Prohibited to shower itself.
Taco stand on the main drag. Pretty good carne asada tacos.
The AA meeting room in Sonoyta, Grupo Dr. Bob. I attended an hour and a half meeting and just soaked it up, not really understanding much of the very rapid Spanish. It was a great meeting though.
The empty pool at the motel. It seems Mexico has very few worries about injury liability.
Some images of the wonderful Sonoran Desert between Sonoyta and Hermosillo, including a series of photos of the rare endemic Echinomastus acunensis from outside Sonoyta, and the snaky Stenocereus alamosensis from along the highway north of Benjamin Hill, SON.
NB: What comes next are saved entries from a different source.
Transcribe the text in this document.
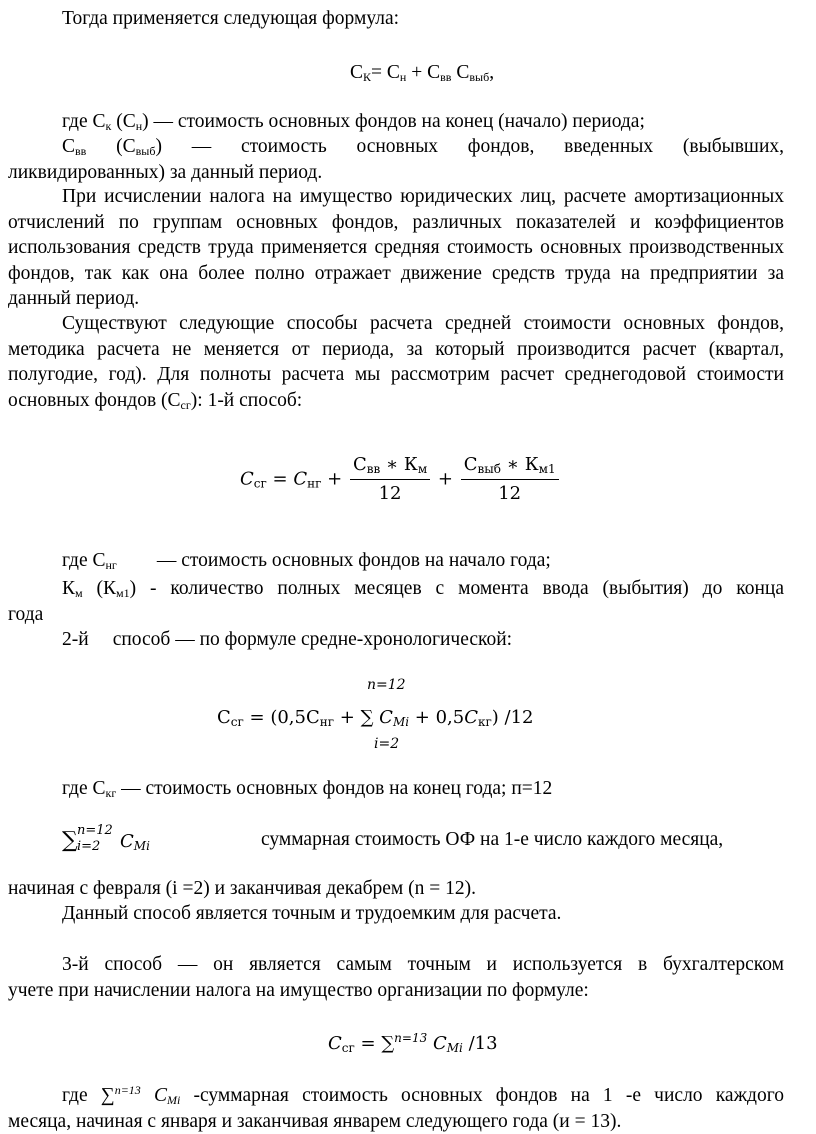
Тогда применяется следующая формула:
$С_К= С_н + С_{вв}$ $С_{выб}$,
где $С_к$ $(С_н)$ — стоимость основных фондов на конец (начало) периода;
$С_{вв}$ $(С_{выб})$ — стоимость основных фондов, введенных (выбывших,
ликвидированных) за данный период.
При исчислении налога на имущество юридических лиц, расчете амортизационных отчислений по группам основных фондов, различных показателей и коэффициентов использования средств труда применяется средняя стоимость основных производственных фондов, так как она более полно отражает движение средств труда на предприятии за данный период.
Существуют следующие способы расчета средней стоимости основных фондов, методика расчета не меняется от периода, за который производится расчет (квартал, полугодие, год). Для полноты расчета мы рассмотрим расчет среднегодовой стоимости основных фондов $(С_{сг})$: 1-й способ:
$C_{сг} = C_{нг} + \frac{С_{вв} ∗ К_м}{12} + \frac{С_{выб} ∗ К_{м1}}{12}$
где $С_{нг}$ — стоимость основных фондов на начало года;
$К_м$ $(К_{м1})$ - количество полных месяцев с момента ввода (выбытия) до конца
года
2-й способ — по формуле средне-хронологической:
n=12
i=2
$С_{сг} = (0,5С_{нг}$ + ∑ $C_{Mi} + 0,5C_{кг}$) /12
где $С_{кг}$ — стоимость основных фондов на конец года; п=12
∑ n=12
i=2 $C_{Mi}$	суммарная стоимость ОФ на 1-е число каждого месяца,
начиная с февраля (i =2) и заканчивая декабрем (n = 12).
Данный способ является точным и трудоемким для расчета.
3-й способ — он является самым точным и используется в бухгалтерском
учете при начислении налога на имущество организации по формуле:
$C_{сг} = \sum^{n=13}$ $C_{Mi}$ /13
где ∑$^{n=13}$ $C_{Mi}$ -суммарная стоимость основных фондов на 1 -е число каждого
месяца, начиная с января и заканчивая январем следующего года (и = 13).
When I got to the beach in Kino, up over the rocky hill north of Kino Nuevo, a beach I sometimes call La Playa del Burro Muerto, I was disheartened to see how thoroughly trashed it was:
It must have been a big storm or two that blew all of that plastic and garbage in. I decided to spend Thanksgiving day cleaning up a huge swath of the beach. But for this evening, just took a walk.
A dead juvenile dolphin, the cast off body of the sylph.
These odd concrete pilings. I suppose someone tried to build a dock or a house or something here.
A slight head start on the beach trash.
Sunrise over the Sea of Cortez, Thanksgiving Day.
The osprey's perch.
One of the hazards of picking up trash on the beach:
Inanimate, this one:
Some of the more than 40 bags of trash I picked up:
Then into town. Idly looking for a supposed colony of Stenocereus gummosus on the big red hill at the end of Kino Nuevo. Mostly just hiking around.
The view from Kino Nuevo, back to the campsite.
Into Kino Viejo, just down the road. A completely different feel here. More local residents, many more working people.
Back to the beach. This wizened old one, standing watch.
On the top of the hill at the end of the beach, a few crosses, with memorial plaques at the bottom that have completely rusted and are illegible.
The view from the crosses, to the open Sea of Cortez and Isla Tiburon.
A well-maintained shrine to La Virgen, on the promontory.
Another view of the pilings on the beach:
The dead dolphin:
The sand cliffs:
Where the sylph lives.
Home.
Sunset, after a day where I think I hadn't spoken with a single other embodied being.
Next day, on my way out of Kino, some cool local plants:
I drove up to Puerto Libertad to check out the only known colony of Idria columnaris (aka Fouquieria columnaris, aka boojum, aka cirio) on mainland Mexico. Huge osprey nest here.
Pretty, red-toothed Agave:
The cirios are so odd, appearing here as if out of nowhere. The locale made me want to get to Baja as soon as possible. It was ferociously windy and desolate, nothing but the cry of the osprey and the sea's rote in the far distance.
Almost directly across from here, Bahia de Los Angeles in Baja Norte.
From here, back home. Already turned forward to Baja in December, no matter how turned inside out. A trip of gratitude, for sure. Pure, endless solitude. If not at ease, at least at home in the church of the world.